L'UNICEF travaillait à travers la Syrie et dans les pays voisins pour atteindre les enfants dans le besoin en réhabilitant les écoles, en restaurant les systèmes d'eau, en fournissant des services de santé et de nutrition, en soutenant la santé mentale et les soins psychosociaux, et en aidant les enfants à retourner à l'apprentissage. Avec des partenaires locaux sur le terrain, l'UNICEF investissait également dans le développement des compétences, la formation professionnelle et les voies d'emploi pour les jeunes - car la reprise de la Syrie serait construite par sa jeunesse, a souligné Mme Almellehan. Chaque enfant en Syrie méritait de grandir en sécurité, d'apprendre, de rêver et de reconstruire : c'était leur droit, et c'était la responsabilité de la communauté internationale de le rendre possible. Un financement soutenu et flexible était nécessaire pour assurer la reprise. La Syrie ne devait pas être oubliée.
En répondant aux questions des médias, Mme Almellehan a déclaré que des millions d'enfants étaient privés de leur droit à l'éducation, mais que l'UNICEF et ses partenaires étaient sur le terrain pour essayer d'atteindre les enfants dans le besoin. Amener les enfants dans les salles de classe leur donnerait une chance pour l'avenir.

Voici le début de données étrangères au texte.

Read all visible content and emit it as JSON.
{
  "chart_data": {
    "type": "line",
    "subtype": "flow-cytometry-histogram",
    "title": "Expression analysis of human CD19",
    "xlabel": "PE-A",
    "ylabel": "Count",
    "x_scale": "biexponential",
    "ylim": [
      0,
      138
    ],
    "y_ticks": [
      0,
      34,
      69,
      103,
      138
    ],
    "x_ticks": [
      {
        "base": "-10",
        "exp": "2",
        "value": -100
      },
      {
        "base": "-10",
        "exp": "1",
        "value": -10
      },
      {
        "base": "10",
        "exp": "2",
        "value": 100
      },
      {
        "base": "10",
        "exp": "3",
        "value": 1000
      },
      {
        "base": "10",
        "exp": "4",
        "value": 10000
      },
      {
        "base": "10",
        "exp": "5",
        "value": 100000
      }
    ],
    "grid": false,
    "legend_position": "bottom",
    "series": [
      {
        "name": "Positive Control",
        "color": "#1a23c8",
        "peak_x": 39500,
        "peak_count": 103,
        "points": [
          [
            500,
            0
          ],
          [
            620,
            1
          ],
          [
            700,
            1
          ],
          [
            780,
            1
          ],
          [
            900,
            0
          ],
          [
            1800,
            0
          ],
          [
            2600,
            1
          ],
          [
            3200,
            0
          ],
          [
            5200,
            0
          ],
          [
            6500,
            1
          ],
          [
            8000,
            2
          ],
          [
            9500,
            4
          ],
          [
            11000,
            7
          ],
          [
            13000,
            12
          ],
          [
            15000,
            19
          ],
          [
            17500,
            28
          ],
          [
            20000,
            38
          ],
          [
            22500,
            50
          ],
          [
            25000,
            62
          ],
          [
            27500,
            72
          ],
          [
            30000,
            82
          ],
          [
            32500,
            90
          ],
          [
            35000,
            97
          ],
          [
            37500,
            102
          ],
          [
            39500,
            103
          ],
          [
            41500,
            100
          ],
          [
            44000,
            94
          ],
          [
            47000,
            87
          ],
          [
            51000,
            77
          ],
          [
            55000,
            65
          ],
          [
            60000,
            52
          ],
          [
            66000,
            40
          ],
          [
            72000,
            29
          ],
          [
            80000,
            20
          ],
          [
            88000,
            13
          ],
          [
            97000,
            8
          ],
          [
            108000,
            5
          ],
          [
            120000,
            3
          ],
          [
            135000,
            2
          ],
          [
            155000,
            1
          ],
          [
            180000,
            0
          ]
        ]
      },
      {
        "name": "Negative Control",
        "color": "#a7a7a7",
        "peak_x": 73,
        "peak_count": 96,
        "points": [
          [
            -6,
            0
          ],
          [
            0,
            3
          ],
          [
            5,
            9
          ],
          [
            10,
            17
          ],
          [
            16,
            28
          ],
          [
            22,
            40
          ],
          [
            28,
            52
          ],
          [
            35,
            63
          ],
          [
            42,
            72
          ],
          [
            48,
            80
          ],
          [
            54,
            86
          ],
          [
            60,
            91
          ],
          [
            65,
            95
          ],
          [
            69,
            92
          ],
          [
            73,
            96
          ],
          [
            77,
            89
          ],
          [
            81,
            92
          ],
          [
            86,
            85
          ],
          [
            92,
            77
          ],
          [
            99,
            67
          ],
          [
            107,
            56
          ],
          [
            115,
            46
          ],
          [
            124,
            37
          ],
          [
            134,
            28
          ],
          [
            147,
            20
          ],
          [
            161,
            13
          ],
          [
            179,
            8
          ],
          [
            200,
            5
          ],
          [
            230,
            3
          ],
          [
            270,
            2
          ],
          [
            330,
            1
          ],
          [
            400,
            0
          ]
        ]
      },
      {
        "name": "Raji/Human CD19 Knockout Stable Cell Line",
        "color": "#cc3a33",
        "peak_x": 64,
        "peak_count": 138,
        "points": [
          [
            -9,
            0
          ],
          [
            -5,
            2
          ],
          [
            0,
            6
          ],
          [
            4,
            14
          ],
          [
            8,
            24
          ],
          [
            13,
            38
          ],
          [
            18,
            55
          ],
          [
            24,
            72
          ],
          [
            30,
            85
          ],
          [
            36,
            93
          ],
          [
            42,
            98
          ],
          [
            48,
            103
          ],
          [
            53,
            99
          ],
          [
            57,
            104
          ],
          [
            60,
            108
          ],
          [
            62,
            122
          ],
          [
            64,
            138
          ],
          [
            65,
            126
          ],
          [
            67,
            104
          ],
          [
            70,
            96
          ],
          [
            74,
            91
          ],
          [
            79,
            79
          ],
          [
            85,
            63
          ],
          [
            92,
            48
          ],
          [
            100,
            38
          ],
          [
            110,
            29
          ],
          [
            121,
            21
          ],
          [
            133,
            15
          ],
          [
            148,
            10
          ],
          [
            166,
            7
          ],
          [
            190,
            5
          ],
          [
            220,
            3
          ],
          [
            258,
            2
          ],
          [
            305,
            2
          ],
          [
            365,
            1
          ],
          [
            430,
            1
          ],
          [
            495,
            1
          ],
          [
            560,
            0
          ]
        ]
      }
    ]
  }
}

Arrestations d'enfants en Iran
Ricardo Pires, pour le Fonds des Nations Unies pour l'enfance (UNICEF), a lu une déclaration de la veille concernant les arrestations d'enfants suite aux manifestations en Iran. L'UNICEF était profondément préoccupé par les rapports selon lesquels des enfants arrêtés en lien avec les récents troubles publics en Iran restaient en détention. Bien que le nombre d'enfants actuellement détenus, ou les conditions de leur détention ne puissent être vérifiés, l'UNICEF a exhorté à ce qu'un accès immédiat et indépendant soit accordé à tous les enfants détenus pour évaluer leur situation, leur traitement et leur bien-être. Les enfants privés de leur liberté devaient être traités avec humanité et dignité et être en mesure de maintenir un contact régulier avec leurs familles. Ce sont des obligations contraignantes en vertu du droit international et elles devaient être respectées à tout moment.
Rapport sur les graves abus contre ceux trafiqués dans les centres d'escroquerie
Jeremy Laurence, pour le Bureau du Haut-Commissariat aux droits de l'homme (OHCHR), a informé qu'un rapport de l'OHCHR publié aujourd'hui détaillait graphiquement les expériences vécues de certaines des centaines de milliers de personnes trafiquées de dizaines de pays à travers le monde pour travailler dans des opérations d'escroquerie enracinées principalement en Asie du Sud-Est, ainsi que bien au-delà. Le rapport documentait des cas de torture et d'autres mauvais traitements, d'abus sexuels et d'exploitation, d'avortements forcés, de privation de nourriture, d'isolement, entre autres graves violations des droits de l'homme. Les survivants ont également partagé des expériences de fonctionnaires de la frontière aidant les recruteurs d'escroquerie, et de menaces et d'extorsion par la police. Les opérations décrites étaient fluides, certains survivants partageant des expériences d'être détenus dans d'immenses complexes ressemblant à des villes autonomes, certains de plus de 500 acres de taille, composés de bâtiments multi-étages fortement fortifiés avec des murs hauts surmontés de barbelés, gardés par du personnel de sécurité armé.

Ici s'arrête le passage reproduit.